A former Ogun State Governor, Chief Olusegun Osoba has mourned first civilian governor of Lagos state, Alhaji Lateef Jakande, who passed away on Thursday.
In a statement he signed on Thursday, Osoba likened Jakande’s passage to the fall of “an Iroko tree as well as an elephant,” saying he left giant footprints behind.
Jakande, who also served as a former Minister of Works under the military junta of late General Sani Abacha, died on Thursday at the age of 91.
Citing his remarkable achievements in journalism and government, Osoba said Jakande “will be remembered in history as a personification of the best in journalism and as a political colossus.”
He wrote: “Jakande singlehandedly founded both the Newspapers Proprietors’ Association of Nigeria (NPAN) and Nigerian Institute of Journalism (NIJ).
“Jakande was the first black Chairman of the International Press Institute made up of publishers editors all over the world. He was a foundation member of both the Nigeria Union of Journalists (NUJ) and Guild of Editors.”
Osoba, thus, described him as an astute politician, who left giant footprints wherever he had the opportunity to serve at state and federal level.
As governor of Lagos State, according to Osoba, Jakande ran a daily political clinic, where citizens consulted him on issues. In Yoruba parlance – Iroko tree as well as an elephant -has fallen.
Born on July 23, 1929 in the Epetedo area of Lagos Island, Jakande died on Thursday about five months to his 92nd birthday.

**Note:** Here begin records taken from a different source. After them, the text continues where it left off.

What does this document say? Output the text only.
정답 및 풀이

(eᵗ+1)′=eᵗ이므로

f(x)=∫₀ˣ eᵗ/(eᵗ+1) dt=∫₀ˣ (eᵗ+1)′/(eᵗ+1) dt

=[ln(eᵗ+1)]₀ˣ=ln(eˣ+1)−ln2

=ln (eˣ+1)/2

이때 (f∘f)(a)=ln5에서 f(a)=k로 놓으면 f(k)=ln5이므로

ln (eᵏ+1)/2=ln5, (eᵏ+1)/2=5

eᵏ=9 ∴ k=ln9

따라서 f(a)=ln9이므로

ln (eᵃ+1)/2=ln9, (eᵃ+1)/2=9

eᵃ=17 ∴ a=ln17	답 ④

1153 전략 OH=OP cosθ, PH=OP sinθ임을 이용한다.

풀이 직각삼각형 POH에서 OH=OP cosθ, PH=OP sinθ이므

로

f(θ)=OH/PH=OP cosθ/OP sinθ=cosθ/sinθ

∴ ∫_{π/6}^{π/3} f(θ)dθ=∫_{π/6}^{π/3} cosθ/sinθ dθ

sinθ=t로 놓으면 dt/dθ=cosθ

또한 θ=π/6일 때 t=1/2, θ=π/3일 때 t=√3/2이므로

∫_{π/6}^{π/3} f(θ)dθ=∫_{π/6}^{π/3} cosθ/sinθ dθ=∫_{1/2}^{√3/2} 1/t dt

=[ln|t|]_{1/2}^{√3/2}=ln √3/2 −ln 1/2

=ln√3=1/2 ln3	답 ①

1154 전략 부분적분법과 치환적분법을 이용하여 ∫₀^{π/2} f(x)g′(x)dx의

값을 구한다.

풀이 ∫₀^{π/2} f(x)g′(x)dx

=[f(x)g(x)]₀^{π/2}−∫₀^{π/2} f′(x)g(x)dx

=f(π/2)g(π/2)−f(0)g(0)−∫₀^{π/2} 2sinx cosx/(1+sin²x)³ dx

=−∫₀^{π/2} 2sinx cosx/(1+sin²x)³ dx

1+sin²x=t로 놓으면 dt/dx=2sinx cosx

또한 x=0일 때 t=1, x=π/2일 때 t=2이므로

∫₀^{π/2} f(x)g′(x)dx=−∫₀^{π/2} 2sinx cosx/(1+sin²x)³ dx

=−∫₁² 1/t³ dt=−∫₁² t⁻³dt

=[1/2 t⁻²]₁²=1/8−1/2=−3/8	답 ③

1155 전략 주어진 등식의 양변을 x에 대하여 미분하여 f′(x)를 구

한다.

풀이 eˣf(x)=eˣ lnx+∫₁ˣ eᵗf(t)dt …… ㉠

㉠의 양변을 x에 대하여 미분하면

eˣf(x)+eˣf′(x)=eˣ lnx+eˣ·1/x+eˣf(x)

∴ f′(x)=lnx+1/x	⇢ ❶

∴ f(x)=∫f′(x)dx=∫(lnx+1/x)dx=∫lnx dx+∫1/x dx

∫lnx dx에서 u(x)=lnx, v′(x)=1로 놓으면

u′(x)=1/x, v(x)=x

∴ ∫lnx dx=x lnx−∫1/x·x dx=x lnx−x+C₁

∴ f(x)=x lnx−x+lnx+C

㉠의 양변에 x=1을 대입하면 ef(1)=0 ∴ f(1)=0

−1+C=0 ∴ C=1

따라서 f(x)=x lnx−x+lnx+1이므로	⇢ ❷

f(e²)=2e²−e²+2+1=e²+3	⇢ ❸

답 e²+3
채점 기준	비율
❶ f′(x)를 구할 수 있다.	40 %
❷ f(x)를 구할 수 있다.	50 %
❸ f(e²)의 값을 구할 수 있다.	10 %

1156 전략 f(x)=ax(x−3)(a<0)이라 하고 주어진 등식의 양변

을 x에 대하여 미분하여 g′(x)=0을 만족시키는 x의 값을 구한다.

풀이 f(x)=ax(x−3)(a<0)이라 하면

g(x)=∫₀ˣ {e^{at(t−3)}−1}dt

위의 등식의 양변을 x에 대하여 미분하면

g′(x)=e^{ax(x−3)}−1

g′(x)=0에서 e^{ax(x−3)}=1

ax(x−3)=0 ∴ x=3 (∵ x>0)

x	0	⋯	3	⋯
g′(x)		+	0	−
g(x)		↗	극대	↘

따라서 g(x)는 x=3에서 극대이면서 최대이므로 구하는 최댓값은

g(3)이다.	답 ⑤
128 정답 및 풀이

He was first civilian governor of Lagos State from 1979 to 1983. He later served under the Abacha regime as the Minister of Work from November 1993 and August 1998.
Under his rule as the governor of Lagos State, Jakande initiated sweeping reforms in education, housing and strategic infrastructure.
Jakande’s polices centred on low-income groups and the middle class. He taxed the rich to take care of the poor. He built 30,000 housing units in estates across Lagos and provided free primary and secondary education.
He founded the Lagos State University and started the metroline project to ease the transportation burden in Africa’s most populous city.
But the project was aborted when the military regime of Maj.-Gen. Muhammadu Buhari overthrew the civilian administration of former President Shehu Shagari in 1983.